Con “Me cuesta creer que ya no estás aquí”, Robert Rangel presenta una de sus canciones más personales: un tema que nace desde la ausencia, pero que termina convirtiéndose en compañía.
Originario de Venezuela y actualmente desarrollando su proyecto desde Estados Unidos, Rangel ha construido una propuesta marcada por la honestidad emocional. Desde sus primeros acercamientos con el cuatro venezolano hasta su paso por bandas, producciones y proyectos audiovisuales, su camino siempre ha estado atravesado por una necesidad clara: decir lo que cuesta decir.
Su música recoge influencias que van desde el rock alternativo de Radiohead hasta la sensibilidad latinoamericana de Fito Páez, Cerati o Spinetta, sumando también una melancolía clásica que conecta con artistas como Juan Gabriel o Roberto Carlos. El resultado es un sonido íntimo, cargado de nostalgia y profundamente humano.
Este nuevo sencillo forma parte de un proyecto de dos canciones que abordan uno de los momentos más difíciles de su vida: la pérdida de su padre.

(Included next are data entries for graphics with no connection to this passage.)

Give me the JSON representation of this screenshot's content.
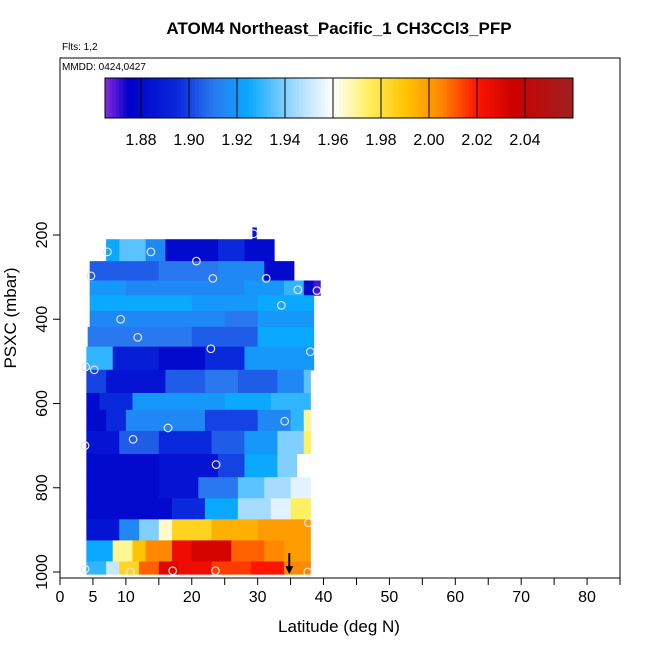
{
  "chart_data": {
    "type": "heatmap",
    "title": "ATOM4 Northeast_Pacific_1 CH3CCl3_PFP",
    "flights_label": "Flts: 1,2",
    "dates_label": "MMDD: 0424,0427",
    "xlabel": "Latitude (deg N)",
    "ylabel": "PSXC (mbar)",
    "xlim": [
      0,
      85
    ],
    "ylim": [
      1000,
      100
    ],
    "x_ticks": [
      0,
      5,
      10,
      20,
      30,
      40,
      50,
      60,
      70,
      80
    ],
    "y_ticks": [
      200,
      400,
      600,
      800,
      1000
    ],
    "colorbar": {
      "min": 1.865,
      "max": 2.06,
      "ticks": [
        1.88,
        1.9,
        1.92,
        1.94,
        1.96,
        1.98,
        2.0,
        2.02,
        2.04
      ],
      "tick_labels": [
        "1.88",
        "1.90",
        "1.92",
        "1.94",
        "1.96",
        "1.98",
        "2.00",
        "2.02",
        "2.04"
      ],
      "stops": [
        {
          "v": 1.865,
          "color": "#8a2be2"
        },
        {
          "v": 1.875,
          "color": "#0000c8"
        },
        {
          "v": 1.895,
          "color": "#0a28dc"
        },
        {
          "v": 1.91,
          "color": "#2a78f0"
        },
        {
          "v": 1.925,
          "color": "#0aa8ff"
        },
        {
          "v": 1.945,
          "color": "#a8dcff"
        },
        {
          "v": 1.96,
          "color": "#ffffff"
        },
        {
          "v": 1.975,
          "color": "#fff060"
        },
        {
          "v": 1.99,
          "color": "#ffc400"
        },
        {
          "v": 2.005,
          "color": "#ff8800"
        },
        {
          "v": 2.02,
          "color": "#ff1400"
        },
        {
          "v": 2.035,
          "color": "#cc0000"
        },
        {
          "v": 2.06,
          "color": "#a02020"
        }
      ]
    },
    "rows": [
      {
        "p_top": 182,
        "p_bot": 210,
        "segments": [
          [
            29.2,
            29.8,
            1.885
          ]
        ]
      },
      {
        "p_top": 210,
        "p_bot": 262,
        "segments": [
          [
            7.0,
            9.0,
            1.925
          ],
          [
            9.0,
            13.0,
            1.935
          ],
          [
            13.0,
            16.0,
            1.915
          ],
          [
            16.0,
            24.0,
            1.88
          ],
          [
            24.0,
            28.0,
            1.895
          ],
          [
            28.0,
            32.5,
            1.88
          ]
        ]
      },
      {
        "p_top": 262,
        "p_bot": 308,
        "segments": [
          [
            4.5,
            15.0,
            1.905
          ],
          [
            15.0,
            24.0,
            1.91
          ],
          [
            24.0,
            31.0,
            1.915
          ],
          [
            31.0,
            35.5,
            1.88
          ]
        ]
      },
      {
        "p_top": 308,
        "p_bot": 343,
        "segments": [
          [
            4.5,
            10.0,
            1.92
          ],
          [
            10.0,
            28.0,
            1.915
          ],
          [
            28.0,
            34.0,
            1.92
          ],
          [
            34.0,
            37.0,
            1.93
          ],
          [
            37.0,
            38.5,
            1.88
          ],
          [
            38.5,
            39.5,
            1.87
          ]
        ]
      },
      {
        "p_top": 343,
        "p_bot": 380,
        "segments": [
          [
            4.5,
            20.0,
            1.925
          ],
          [
            20.0,
            30.0,
            1.92
          ],
          [
            30.0,
            38.5,
            1.925
          ]
        ]
      },
      {
        "p_top": 380,
        "p_bot": 418,
        "segments": [
          [
            4.5,
            25.0,
            1.915
          ],
          [
            25.0,
            30.0,
            1.91
          ],
          [
            30.0,
            38.5,
            1.92
          ]
        ]
      },
      {
        "p_top": 418,
        "p_bot": 465,
        "segments": [
          [
            4.2,
            20.0,
            1.91
          ],
          [
            20.0,
            30.0,
            1.905
          ],
          [
            30.0,
            38.5,
            1.925
          ]
        ]
      },
      {
        "p_top": 465,
        "p_bot": 520,
        "segments": [
          [
            4.0,
            8.0,
            1.93
          ],
          [
            8.0,
            15.0,
            1.89
          ],
          [
            15.0,
            22.0,
            1.88
          ],
          [
            22.0,
            28.0,
            1.895
          ],
          [
            28.0,
            38.5,
            1.92
          ]
        ]
      },
      {
        "p_top": 520,
        "p_bot": 575,
        "segments": [
          [
            4.0,
            7.0,
            1.9
          ],
          [
            7.0,
            16.0,
            1.885
          ],
          [
            16.0,
            22.0,
            1.905
          ],
          [
            22.0,
            27.0,
            1.91
          ],
          [
            27.0,
            33.0,
            1.905
          ],
          [
            33.0,
            37.0,
            1.915
          ],
          [
            37.0,
            38.0,
            1.935
          ]
        ]
      },
      {
        "p_top": 575,
        "p_bot": 615,
        "segments": [
          [
            4.0,
            6.0,
            1.88
          ],
          [
            6.0,
            11.0,
            1.895
          ],
          [
            11.0,
            25.0,
            1.92
          ],
          [
            25.0,
            32.0,
            1.925
          ],
          [
            32.0,
            38.0,
            1.93
          ]
        ]
      },
      {
        "p_top": 615,
        "p_bot": 665,
        "segments": [
          [
            4.0,
            7.0,
            1.88
          ],
          [
            7.0,
            10.0,
            1.895
          ],
          [
            10.0,
            22.0,
            1.915
          ],
          [
            22.0,
            30.0,
            1.9
          ],
          [
            30.0,
            35.0,
            1.915
          ],
          [
            35.0,
            37.0,
            1.93
          ],
          [
            37.0,
            38.0,
            1.97
          ]
        ]
      },
      {
        "p_top": 665,
        "p_bot": 720,
        "segments": [
          [
            4.0,
            9.0,
            1.885
          ],
          [
            9.0,
            15.0,
            1.905
          ],
          [
            15.0,
            23.0,
            1.895
          ],
          [
            23.0,
            28.0,
            1.905
          ],
          [
            28.0,
            33.0,
            1.92
          ],
          [
            33.0,
            37.0,
            1.94
          ],
          [
            37.0,
            38.0,
            1.975
          ]
        ]
      },
      {
        "p_top": 720,
        "p_bot": 775,
        "segments": [
          [
            4.0,
            15.0,
            1.88
          ],
          [
            15.0,
            24.0,
            1.885
          ],
          [
            24.0,
            28.0,
            1.9
          ],
          [
            28.0,
            33.0,
            1.925
          ],
          [
            33.0,
            36.0,
            1.94
          ],
          [
            36.0,
            38.0,
            1.96
          ]
        ]
      },
      {
        "p_top": 775,
        "p_bot": 825,
        "segments": [
          [
            4.0,
            15.0,
            1.88
          ],
          [
            15.0,
            21.0,
            1.885
          ],
          [
            21.0,
            27.0,
            1.91
          ],
          [
            27.0,
            31.0,
            1.935
          ],
          [
            31.0,
            35.0,
            1.945
          ],
          [
            35.0,
            38.0,
            1.955
          ]
        ]
      },
      {
        "p_top": 825,
        "p_bot": 875,
        "segments": [
          [
            4.0,
            17.0,
            1.88
          ],
          [
            17.0,
            22.0,
            1.895
          ],
          [
            22.0,
            27.0,
            1.925
          ],
          [
            27.0,
            32.0,
            1.945
          ],
          [
            32.0,
            35.0,
            1.955
          ],
          [
            35.0,
            38.0,
            1.975
          ]
        ]
      },
      {
        "p_top": 875,
        "p_bot": 925,
        "segments": [
          [
            4.0,
            9.0,
            1.885
          ],
          [
            9.0,
            12.0,
            1.915
          ],
          [
            12.0,
            15.0,
            1.94
          ],
          [
            15.0,
            17.0,
            1.965
          ],
          [
            17.0,
            23.0,
            1.985
          ],
          [
            23.0,
            30.0,
            1.995
          ],
          [
            30.0,
            38.0,
            2.0
          ]
        ]
      },
      {
        "p_top": 925,
        "p_bot": 975,
        "segments": [
          [
            4.0,
            8.0,
            1.925
          ],
          [
            8.0,
            11.0,
            1.97
          ],
          [
            11.0,
            13.0,
            1.99
          ],
          [
            13.0,
            17.0,
            2.005
          ],
          [
            17.0,
            20.0,
            2.025
          ],
          [
            20.0,
            26.0,
            2.032
          ],
          [
            26.0,
            31.0,
            2.01
          ],
          [
            31.0,
            34.0,
            2.005
          ],
          [
            34.0,
            38.0,
            2.0
          ]
        ]
      },
      {
        "p_top": 975,
        "p_bot": 1005,
        "segments": [
          [
            4.0,
            7.0,
            1.93
          ],
          [
            7.0,
            9.0,
            1.95
          ],
          [
            9.0,
            12.0,
            1.985
          ],
          [
            12.0,
            15.0,
            2.01
          ],
          [
            15.0,
            18.0,
            2.03
          ],
          [
            18.0,
            23.0,
            2.025
          ],
          [
            23.0,
            29.0,
            2.015
          ],
          [
            29.0,
            34.0,
            2.02
          ],
          [
            34.0,
            38.0,
            2.005
          ]
        ]
      }
    ],
    "sample_points": [
      [
        29.4,
        197
      ],
      [
        7.2,
        240
      ],
      [
        13.8,
        240
      ],
      [
        20.7,
        262
      ],
      [
        4.7,
        297
      ],
      [
        23.2,
        303
      ],
      [
        31.3,
        303
      ],
      [
        36.1,
        330
      ],
      [
        39.0,
        332
      ],
      [
        33.6,
        367
      ],
      [
        9.2,
        400
      ],
      [
        11.8,
        443
      ],
      [
        22.9,
        470
      ],
      [
        38.0,
        477
      ],
      [
        3.9,
        513
      ],
      [
        5.2,
        520
      ],
      [
        34.1,
        642
      ],
      [
        16.4,
        658
      ],
      [
        11.1,
        685
      ],
      [
        3.8,
        700
      ],
      [
        23.7,
        745
      ],
      [
        37.7,
        883
      ],
      [
        3.8,
        993
      ],
      [
        17.1,
        997
      ],
      [
        23.6,
        997
      ],
      [
        10.7,
        1000
      ],
      [
        37.6,
        1000
      ]
    ],
    "arrow": {
      "x": 34.8,
      "p_from": 955,
      "p_to": 1005
    }
  }
}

Pero “Me cuesta creer que ya no estás aquí” no se queda solo en lo personal. La canción trasciende lo biográfico y se convierte en un espacio donde cualquiera puede encontrarse. Habla de la ausencia en todas sus formas: de quien se fue, de quien ya no está, de quien dejó un vacío imposible de llenar.
La producción —realizada desde la intimidad de su habitación junto al guitarrista José Sosa y con la colaboración de Onelio Romero en el bajo— mantiene esa cercanía emocional que atraviesa todo el tema. No hay exceso, no hay artificio: solo lo necesario para que la emoción respire.